In the current state of understanding, courts should not limit legislatures by imposing a one-size-fits-all, constitutional excuse for addicts. As the legislatures struggle to respond to addiction, including the opioid epidemic, using criminal blame and punishment is one potential tool. Furthermore, imposing the defense might well have unintended negative consequences. For example, it would be difficult to limit the defense simply to use by those on probation and parole or to defendants charged with possession or use alone. Recall that sympathetic judges in the past have thought the logic of the excuse should apply to any criminal behavior that is a compulsion symptomatic of an individual defendant’s addiction. The effects on the plea-bargaining process, which adjudicates roughly 98 percent of Federal criminal cases and 94 percent of state cases, would be immense and uncertain. Addicted defendants might be treated even more harshly.
Having defended the current legal regime of permitting the state to blame and punish addicts for possession and use, let me be clear that I don’t think the current regime is optimal. For example, sending Joyce Eldred back to prison, where substance treatment services are extremely limited if available at all, was not the best response for her or society. At the very least, there should be adequate treatment services in jails and prisons, including methadone maintenance and medically assisted treatment (MAT) in general. And a hospital bed would have been a better place for her.

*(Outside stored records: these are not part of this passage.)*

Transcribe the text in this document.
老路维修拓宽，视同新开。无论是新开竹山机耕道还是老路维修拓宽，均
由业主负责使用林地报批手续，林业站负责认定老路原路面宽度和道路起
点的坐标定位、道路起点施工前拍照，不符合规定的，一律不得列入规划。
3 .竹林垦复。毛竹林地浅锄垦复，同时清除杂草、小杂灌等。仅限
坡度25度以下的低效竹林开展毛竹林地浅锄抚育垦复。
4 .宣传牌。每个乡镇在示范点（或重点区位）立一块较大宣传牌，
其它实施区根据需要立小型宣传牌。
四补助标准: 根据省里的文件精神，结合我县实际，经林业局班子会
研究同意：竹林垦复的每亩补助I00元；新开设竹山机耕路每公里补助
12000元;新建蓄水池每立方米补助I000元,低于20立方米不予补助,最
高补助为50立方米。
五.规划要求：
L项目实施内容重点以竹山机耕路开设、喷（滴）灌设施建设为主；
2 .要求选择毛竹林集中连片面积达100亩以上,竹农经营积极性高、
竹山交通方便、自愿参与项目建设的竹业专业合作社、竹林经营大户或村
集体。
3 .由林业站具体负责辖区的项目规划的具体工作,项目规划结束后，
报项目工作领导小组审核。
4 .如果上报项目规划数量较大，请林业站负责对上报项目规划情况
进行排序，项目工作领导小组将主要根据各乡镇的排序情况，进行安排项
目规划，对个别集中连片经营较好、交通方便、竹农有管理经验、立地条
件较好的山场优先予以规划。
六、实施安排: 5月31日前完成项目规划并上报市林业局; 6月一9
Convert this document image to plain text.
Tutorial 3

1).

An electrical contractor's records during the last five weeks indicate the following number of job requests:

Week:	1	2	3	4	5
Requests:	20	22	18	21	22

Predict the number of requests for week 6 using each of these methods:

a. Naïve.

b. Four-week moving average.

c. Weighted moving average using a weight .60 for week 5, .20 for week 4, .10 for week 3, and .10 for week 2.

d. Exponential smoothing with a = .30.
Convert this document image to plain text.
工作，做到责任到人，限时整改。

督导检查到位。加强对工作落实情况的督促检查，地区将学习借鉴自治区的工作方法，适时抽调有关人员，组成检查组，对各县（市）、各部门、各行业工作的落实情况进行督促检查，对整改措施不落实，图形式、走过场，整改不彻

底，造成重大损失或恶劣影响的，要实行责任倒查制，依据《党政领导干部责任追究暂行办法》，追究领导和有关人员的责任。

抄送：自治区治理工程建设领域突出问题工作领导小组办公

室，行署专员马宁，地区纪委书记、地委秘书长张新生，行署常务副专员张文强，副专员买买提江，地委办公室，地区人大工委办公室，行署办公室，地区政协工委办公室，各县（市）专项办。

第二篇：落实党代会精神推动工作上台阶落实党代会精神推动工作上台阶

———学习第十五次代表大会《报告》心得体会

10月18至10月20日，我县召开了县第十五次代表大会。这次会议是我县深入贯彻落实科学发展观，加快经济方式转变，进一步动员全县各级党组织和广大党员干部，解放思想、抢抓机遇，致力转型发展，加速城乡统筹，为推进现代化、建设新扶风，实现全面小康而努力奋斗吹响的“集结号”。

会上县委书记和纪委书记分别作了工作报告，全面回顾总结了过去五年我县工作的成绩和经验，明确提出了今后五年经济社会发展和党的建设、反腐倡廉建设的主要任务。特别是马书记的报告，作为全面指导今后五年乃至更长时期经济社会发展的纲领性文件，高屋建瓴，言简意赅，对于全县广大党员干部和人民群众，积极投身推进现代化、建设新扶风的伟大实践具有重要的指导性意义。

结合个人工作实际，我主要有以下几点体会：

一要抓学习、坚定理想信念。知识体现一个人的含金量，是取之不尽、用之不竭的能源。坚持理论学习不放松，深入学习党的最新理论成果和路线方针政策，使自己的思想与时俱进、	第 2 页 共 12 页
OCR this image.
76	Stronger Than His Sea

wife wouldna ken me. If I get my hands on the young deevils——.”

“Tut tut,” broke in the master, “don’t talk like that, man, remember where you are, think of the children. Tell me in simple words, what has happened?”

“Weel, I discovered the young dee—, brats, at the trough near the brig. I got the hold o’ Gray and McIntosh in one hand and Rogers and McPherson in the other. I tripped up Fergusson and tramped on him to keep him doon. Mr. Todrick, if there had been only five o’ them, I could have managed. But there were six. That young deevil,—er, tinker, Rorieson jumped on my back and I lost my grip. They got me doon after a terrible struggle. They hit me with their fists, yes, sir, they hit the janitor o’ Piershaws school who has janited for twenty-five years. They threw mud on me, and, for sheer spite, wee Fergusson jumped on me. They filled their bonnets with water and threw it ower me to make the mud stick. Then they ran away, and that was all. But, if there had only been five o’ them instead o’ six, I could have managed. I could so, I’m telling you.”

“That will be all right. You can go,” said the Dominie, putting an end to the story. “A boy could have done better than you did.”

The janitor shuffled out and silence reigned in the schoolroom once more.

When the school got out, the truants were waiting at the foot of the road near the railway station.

More broadly and basically, I think legislatures would be wise to decriminalize possession of small amounts of substances for personal use, whether by addicts or others, and to adopt a public health stance towards addiction. This is already beginning. Marijuana possession is being decriminalized by legislation and by permissive law enforcement processes. Very few inmates are in prison for simple possession of substances generally. Finally, to fully support the argument that most addicts can fairly be held responsible because they have a duty when quiescent to take steps to prevent further use, the state has a duty to make more adequate treatment services available in the community so that addicts who need assistance really do have viable alternatives. In addition to strengthening the argument, it is also the right thing to do.
Much more could be said about the optimal legal response to the immensely complex problem of the opioid addiction epidemic and of addiction in general, but excusing addicts is not a justified policy. Addicts are not puppets controlled by their neuronal strings. As those who treat addicts know, addicts must be encouraged to take responsibility for themselves and to exercise the self-control they undoubtedly possess.